Stanford's advantage over Oregon

Any sabermetric cats out there? Do you VORP?

Well, "Football Outsiders" is the football equivalent of "Baseball Prospectus," and it believes "Stanford's efficiency on value drives will be the difference against Oregon."

The key measure: Points per value drive (PPVD).

The stat measures a team's ability to finish what it starts and is defined as drives started on its own side of the field that reach at least the opponent's 30-yard line. Only two teams this season rank among the top 10 in offensive and defensive PPVD. They rank first and second in net PPVD as a result. Those teams, the Stanford Cardinal and Oregon Ducks, face off in Palo Alto, Calif., this weekend.
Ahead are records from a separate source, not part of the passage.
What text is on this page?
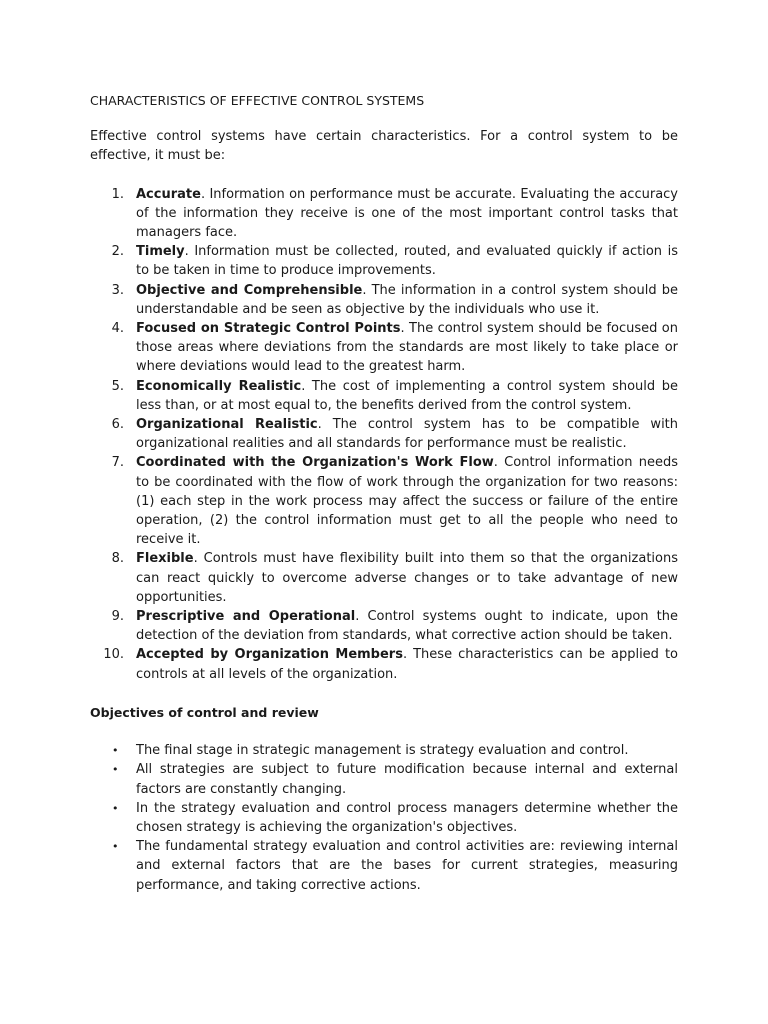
CHARACTERISTICS OF EFFECTIVE CONTROL SYSTEMS

Effective control systems have certain characteristics. For a control system to be effective, it must be:

1. Accurate. Information on performance must be accurate. Evaluating the accuracy of the information they receive is one of the most important control tasks that managers face.
2. Timely. Information must be collected, routed, and evaluated quickly if action is to be taken in time to produce improvements.
3. Objective and Comprehensible. The information in a control system should be understandable and be seen as objective by the individuals who use it.
4. Focused on Strategic Control Points. The control system should be focused on those areas where deviations from the standards are most likely to take place or where deviations would lead to the greatest harm.
5. Economically Realistic. The cost of implementing a control system should be less than, or at most equal to, the benefits derived from the control system.
6. Organizational Realistic. The control system has to be compatible with organizational realities and all standards for performance must be realistic.
7. Coordinated with the Organization's Work Flow. Control information needs to be coordinated with the flow of work through the organization for two reasons: (1) each step in the work process may affect the success or failure of the entire operation, (2) the control information must get to all the people who need to receive it.
8. Flexible. Controls must have flexibility built into them so that the organizations can react quickly to overcome adverse changes or to take advantage of new opportunities.
9. Prescriptive and Operational. Control systems ought to indicate, upon the detection of the deviation from standards, what corrective action should be taken.
10. Accepted by Organization Members. These characteristics can be applied to controls at all levels of the organization.
Objectives of control and review
• The final stage in strategic management is strategy evaluation and control.
• All strategies are subject to future modification because internal and external factors are constantly changing.
• In the strategy evaluation and control process managers determine whether the chosen strategy is achieving the organization's objectives.
• The fundamental strategy evaluation and control activities are: reviewing internal and external factors that are the bases for current strategies, measuring performance, and taking corrective actions.
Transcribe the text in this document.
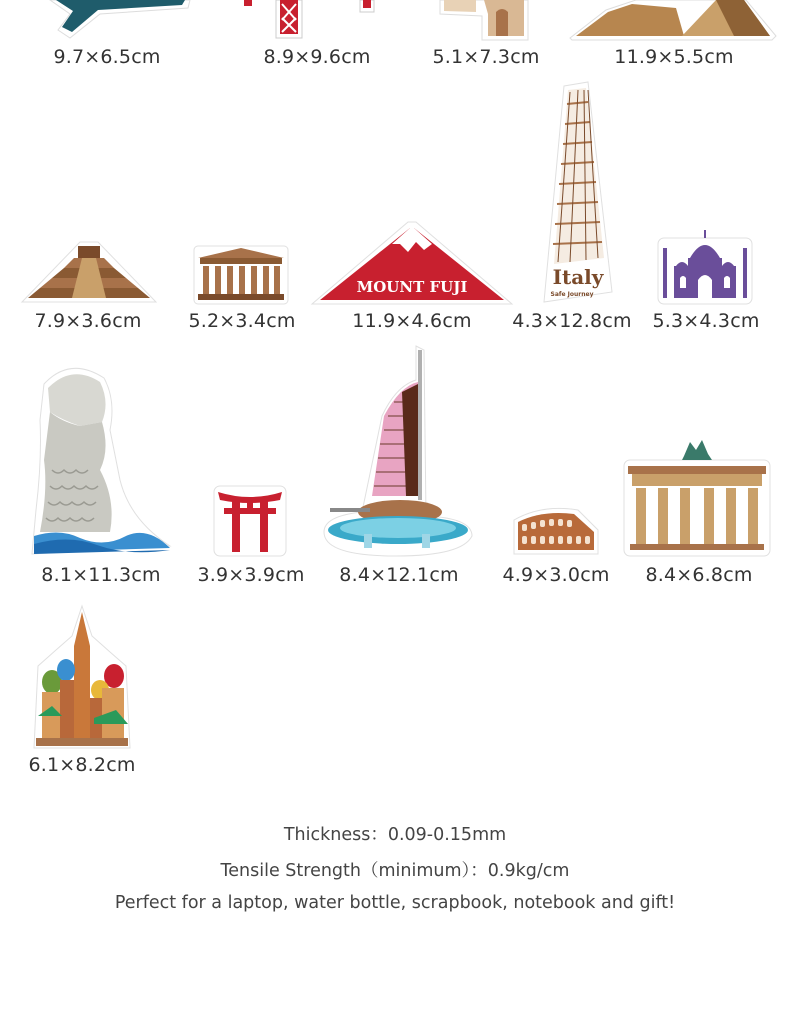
9.7×6.5cm	8.9×9.6cm	5.1×7.3cm	11.9×5.5cm
7.9×3.6cm 5.2×3.4cm
MOUNT FUJI
11.9×4.6cm
Italy
Safe Journey
4.3×12.8cm 5.3×4.3cm
8.1×11.3cm 3.9×3.9cm 8.4×12.1cm 4.9×3.0cm 8.4×6.8cm
6.1×8.2cm
Thickness：0.09-0.15mm
Tensile Strength（minimum）：0.9kg/cm
Perfect for a laptop, water bottle, scrapbook, notebook and gift!
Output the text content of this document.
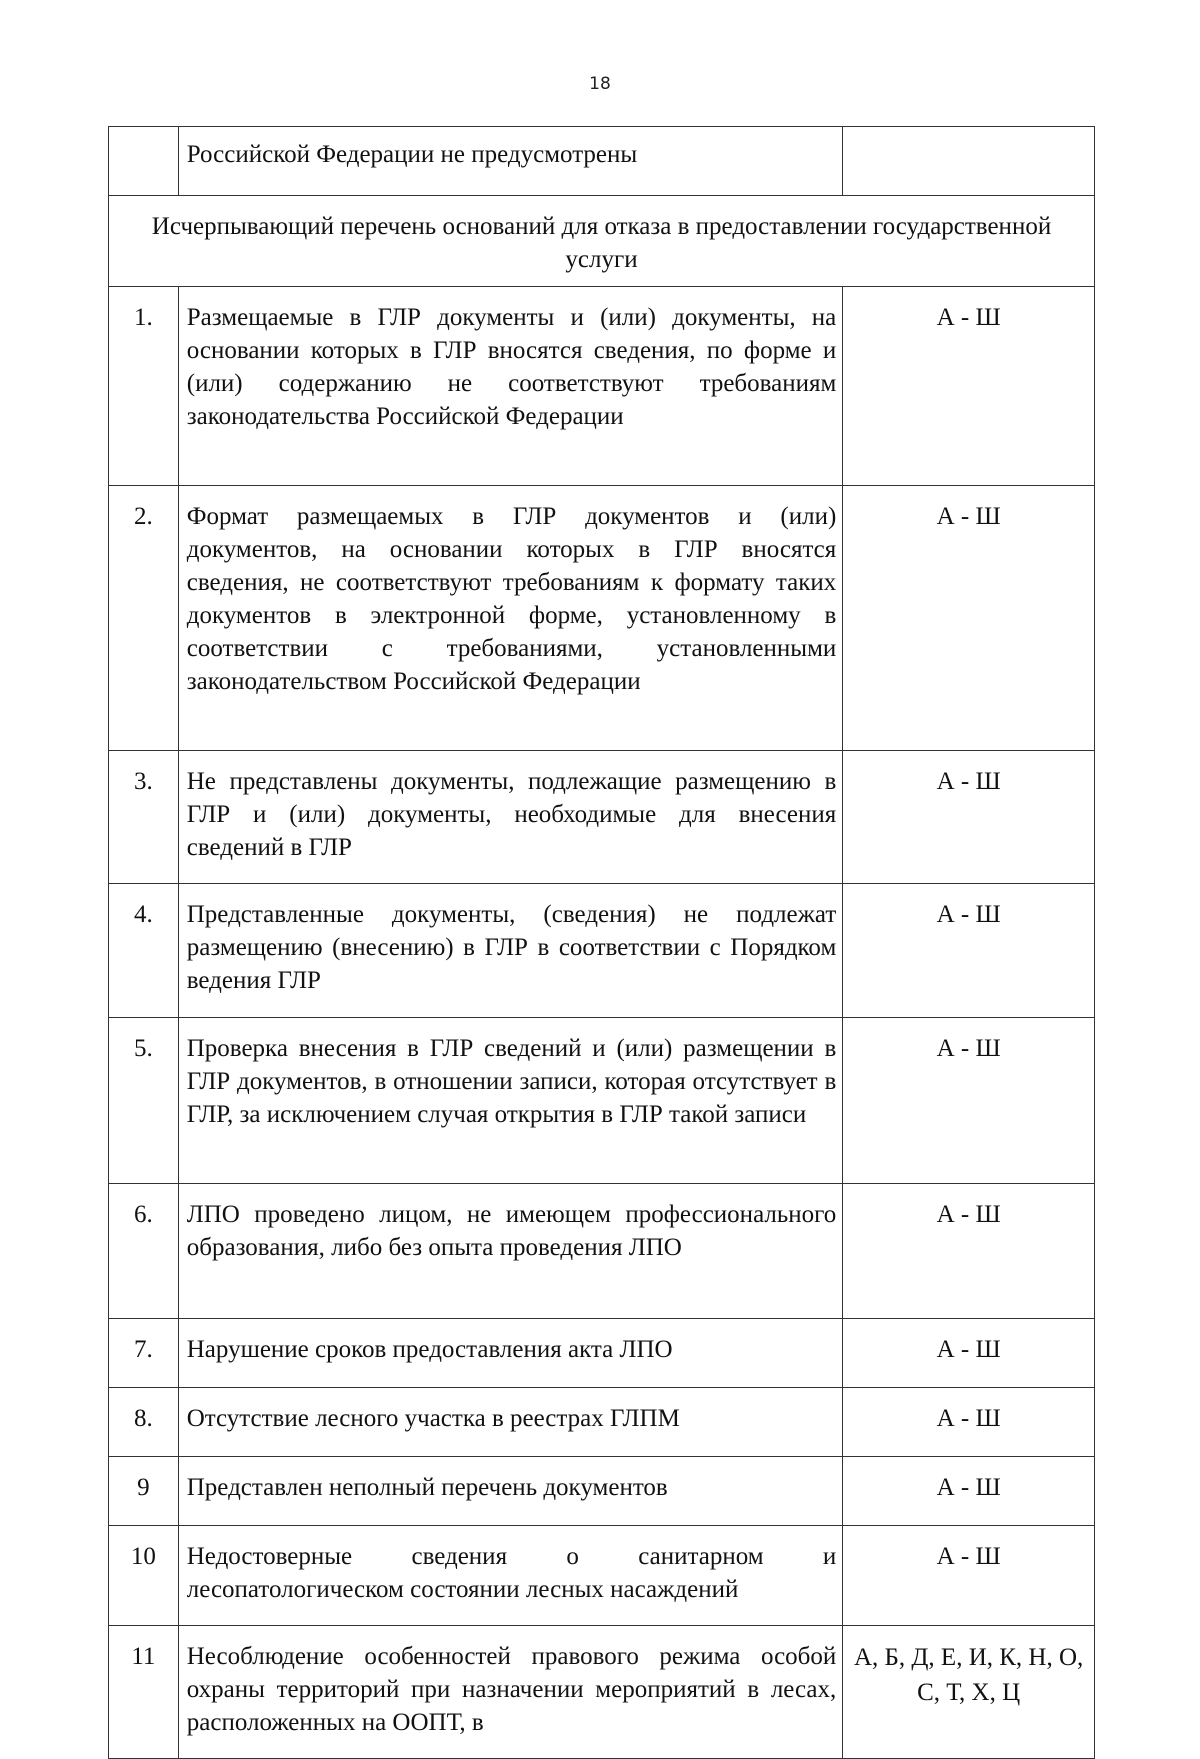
18

	Российской Федерации не предусмотрены	

Исчерпывающий перечень оснований для отказа в предоставлении государственной услуги		
1.	Размещаемые в ГЛР документы и (или) документы, на основании которых в ГЛР вносятся сведения, по форме и (или) содержанию не соответствуют требованиям законодательства Российской Федерации	А - Ш
2.	Формат размещаемых в ГЛР документов и (или) документов, на основании которых в ГЛР вносятся сведения, не соответствуют требованиям к формату таких документов в электронной форме, установленному в соответствии с требованиями, установленными законодательством Российской Федерации	А - Ш
3.	Не представлены документы, подлежащие размещению в ГЛР и (или) документы, необходимые для внесения сведений в ГЛР	А - Ш
4.	Представленные документы, (сведения) не подлежат размещению (внесению) в ГЛР в соответствии с Порядком ведения ГЛР	А - Ш
5.	Проверка внесения в ГЛР сведений и (или) размещении в ГЛР документов, в отношении записи, которая отсутствует в ГЛР, за исключением случая открытия в ГЛР такой записи	А - Ш
6.	ЛПО проведено лицом, не имеющем профессионального образования, либо без опыта проведения ЛПО	А - Ш
7.	Нарушение сроков предоставления акта ЛПО	А - Ш
8.	Отсутствие лесного участка в реестрах ГЛПМ	А - Ш
9	Представлен неполный перечень документов	А - Ш
10	Недостоверные сведения о санитарном и лесопатологическом состоянии лесных насаждений	А - Ш
11	Несоблюдение особенностей правового режима особой охраны территорий при назначении мероприятий в лесах, расположенных на ООПТ, в	А, Б, Д, Е, И, К, Н, О, С, Т, Х, Ц
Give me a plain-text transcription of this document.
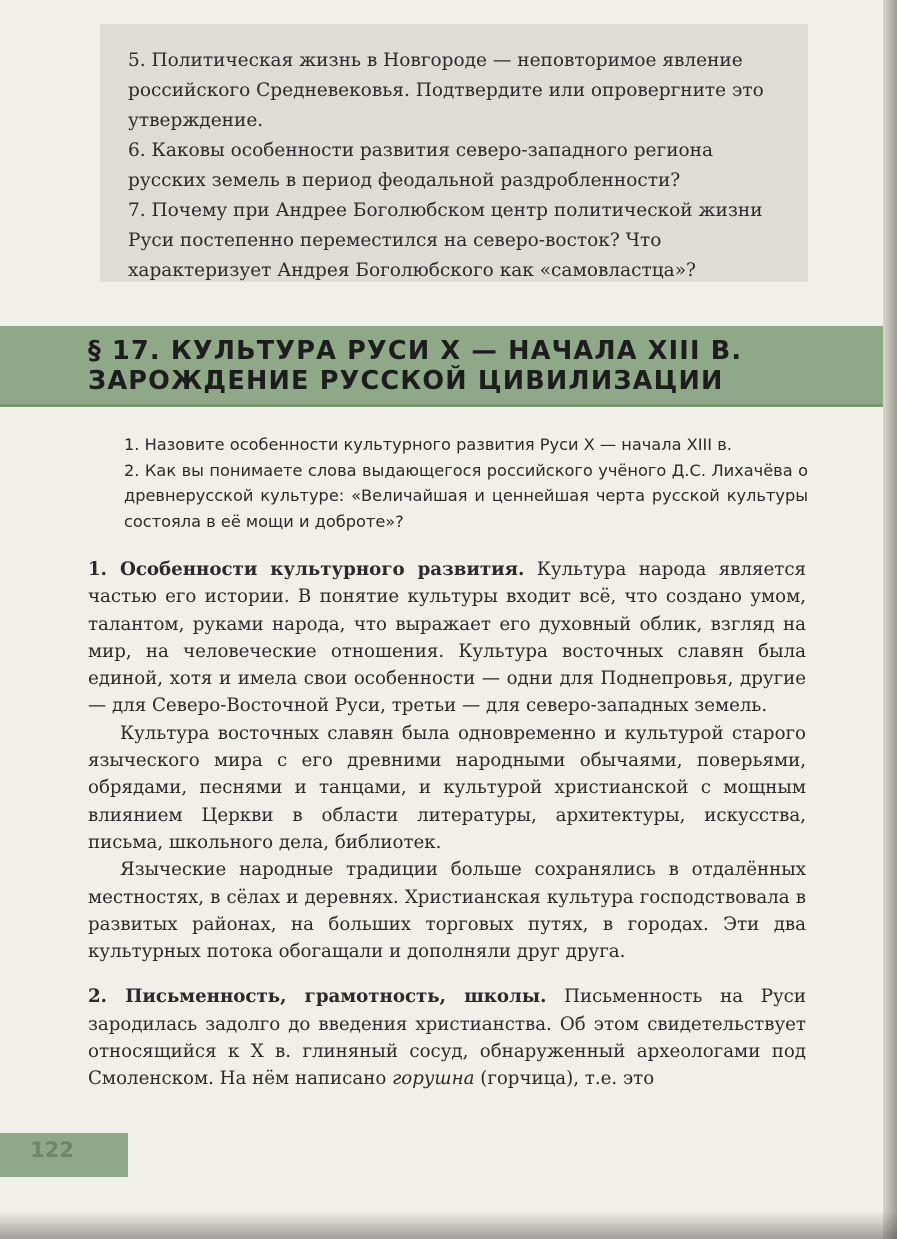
5. Политическая жизнь в Новгороде — неповторимое явление российского Средневековья. Подтвердите или опровергните это утверждение.

6. Каковы особенности развития северо-западного региона русских земель в период феодальной раздробленности?

7. Почему при Андрее Боголюбском центр политической жизни Руси постепенно переместился на северо-восток? Что характеризует Андрея Боголюбского как «самовластца»?

§ 17. КУЛЬТУРА РУСИ X — НАЧАЛА XIII В.
ЗАРОЖДЕНИЕ РУССКОЙ ЦИВИЛИЗАЦИИ

1. Назовите особенности культурного развития Руси X — начала XIII в.

2. Как вы понимаете слова выдающегося российского учёного Д.С. Лихачёва о древнерусской культуре: «Величайшая и ценнейшая черта русской культуры состояла в её мощи и доброте»?

1. Особенности культурного развития. Культура народа является частью его истории. В понятие культуры входит всё, что создано умом, талантом, руками народа, что выражает его духовный облик, взгляд на мир, на человеческие отношения. Культура восточных славян была единой, хотя и имела свои особенности — одни для Поднепровья, другие — для Северо-Восточной Руси, третьи — для северо-западных земель.

Культура восточных славян была одновременно и культурой старого языческого мира с его древними народными обычаями, поверьями, обрядами, песнями и танцами, и культурой христианской с мощным влиянием Церкви в области литературы, архитектуры, искусства, письма, школьного дела, библиотек.

Языческие народные традиции больше сохранялись в отдалённых местностях, в сёлах и деревнях. Христианская культура господствовала в развитых районах, на больших торговых путях, в городах. Эти два культурных потока обогащали и дополняли друг друга.

2. Письменность, грамотность, школы. Письменность на Руси зародилась задолго до введения христианства. Об этом свидетельствует относящийся к X в. глиняный сосуд, обнаруженный археологами под Смоленском. На нём написано горушна (горчица), т.е. это

122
First, this was a number that Oregon ruled in its 52-31 win over Stanford:

The last time Stanford and Oregon clashed, the Ducks turned a halftime deficit into a route because of value-drive success. Oregon was a perfect 6-for-6 on value drives last season against Stanford, drives that accounted for 38 of its 52 points (five TDs, one FG). The Cardinal's offense couldn't keep pace, turning the ball over on downs, throwing an interception on second-half value-drive opportunities and netting only 24 points on six value drives for the game.

What does Stanford's defense need to do then?

It will be critical for Stanford's defense to force the Ducks into methodical drives. Oregon makes a living on explosive production -- the Ducks average 7.4 yards per play and 28.6 percent of their drives average at least 10 yards per play (third-most in both categories). When they combine explosiveness and value-drive opportunities, they get to the end zone. The Ducks have scored touchdowns on 21 of 22 explosive value drives (at least 10 yards per play) this year.

What about the Oregon defense?

Unfortunately for Oregon, the Ducks are susceptible to methodical drives. Of all drives against Oregon this season, 14 percent have lasted at least 10 plays, and 27 of the 31 value drives against the Ducks have been non-explosive. That said, Oregon has been opportunistic on defense where it matters most. The Ducks have recorded four interceptions on opponent value drives, all in situations in which the game margin was 14 points or less.

And the conclusion that gives Stanford the edge?

Stanford has the home field and an advantage in the kicking game and is slightly more efficient in generating and scoring on value drives offensively and limiting opponent value drives defensively. It will likely be a tight contest deep into the fourth quarter, but the edge in value drives will lead the way to a Stanford victory.

Much more numbers and notes in the article. Interesting stuff on both teams.